O site de investigação considera que estamos em presença de uma reunião que pode ter efeitos concretos, dado o poder e a fortuna das pessoas envolvidas. Será muito mais do que uma reunião de ideólogos de direita. Alguns são incrivelmente ricos. Outros têm muita influência no seio do AfD. Um deles gabou-se, no hotel, de falar em nome da direção do AfD. É o assessor pessoal de Alice Weidel, a líder do partido.

A extrema-direita cresce na Europa

No estudo do ECFR prevê-se que, pela primeira vez desde que há Parlamento Europeu, a extrema-direita possa fazer maioria com a direita, e que sobretudo possa conquistar tantos lugares que pode comprometer as decisões europeias em matéria de clima e de política externa. Mesmo em matéria de imigração, apesar de já ter sido aprovado um pacote de medidas europeias a reboque das reivindicações dessa mesma extrema-direita, as medidas podem tornar-se mais radicais. Como o chamado “Plano Mestre” e “remigração” que foi abordado na reunião alemã no início destas linhas. 

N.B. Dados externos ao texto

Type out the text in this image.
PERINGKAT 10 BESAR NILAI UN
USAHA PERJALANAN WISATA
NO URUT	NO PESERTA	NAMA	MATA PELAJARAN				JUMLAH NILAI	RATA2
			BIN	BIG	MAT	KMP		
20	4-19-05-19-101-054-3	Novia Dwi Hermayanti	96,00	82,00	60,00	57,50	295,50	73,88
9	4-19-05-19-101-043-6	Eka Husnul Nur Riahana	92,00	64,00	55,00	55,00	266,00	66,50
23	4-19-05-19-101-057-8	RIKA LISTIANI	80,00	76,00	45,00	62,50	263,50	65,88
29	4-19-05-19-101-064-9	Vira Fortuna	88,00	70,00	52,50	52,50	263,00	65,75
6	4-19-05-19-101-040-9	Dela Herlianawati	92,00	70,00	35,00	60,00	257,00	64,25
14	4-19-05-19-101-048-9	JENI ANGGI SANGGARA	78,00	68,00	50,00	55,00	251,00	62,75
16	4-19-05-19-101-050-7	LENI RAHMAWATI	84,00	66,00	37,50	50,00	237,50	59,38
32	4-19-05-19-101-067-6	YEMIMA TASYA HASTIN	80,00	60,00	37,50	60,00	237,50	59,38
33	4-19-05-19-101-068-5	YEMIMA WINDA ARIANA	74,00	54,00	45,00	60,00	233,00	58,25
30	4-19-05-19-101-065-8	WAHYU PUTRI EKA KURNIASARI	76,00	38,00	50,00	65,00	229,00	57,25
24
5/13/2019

O novo estudo do ECFR, “A sharp right turn: A forecast for the 2024 European Parliament elections”, é sustentado por recentes sondagens de opinião dos 27 estados-membros da UE e moldado por um modelo estatístico do desempenho dos partidos nacionais em anteriores eleições para o Parlamento Europeu, incluindo os escrutínios de 2009, 2014 e 2019.

O documento  prevê uma “viragem acentuada à direita” nas próximas eleições para o Parlamento Europeu – com o grupo Identidade e Democracia (ID) de partidos de extrema-direita e os Conservadores e Reformistas Europeus (ECR) a registarem avanços muito significativos.

O estudo revela que os partidos da direita populista “antieuropeia” estarão no topo das sondagens em pelo menos nove estados-membros da UE e ficarão em segundo ou terceiro lugar noutros nove países do bloco. 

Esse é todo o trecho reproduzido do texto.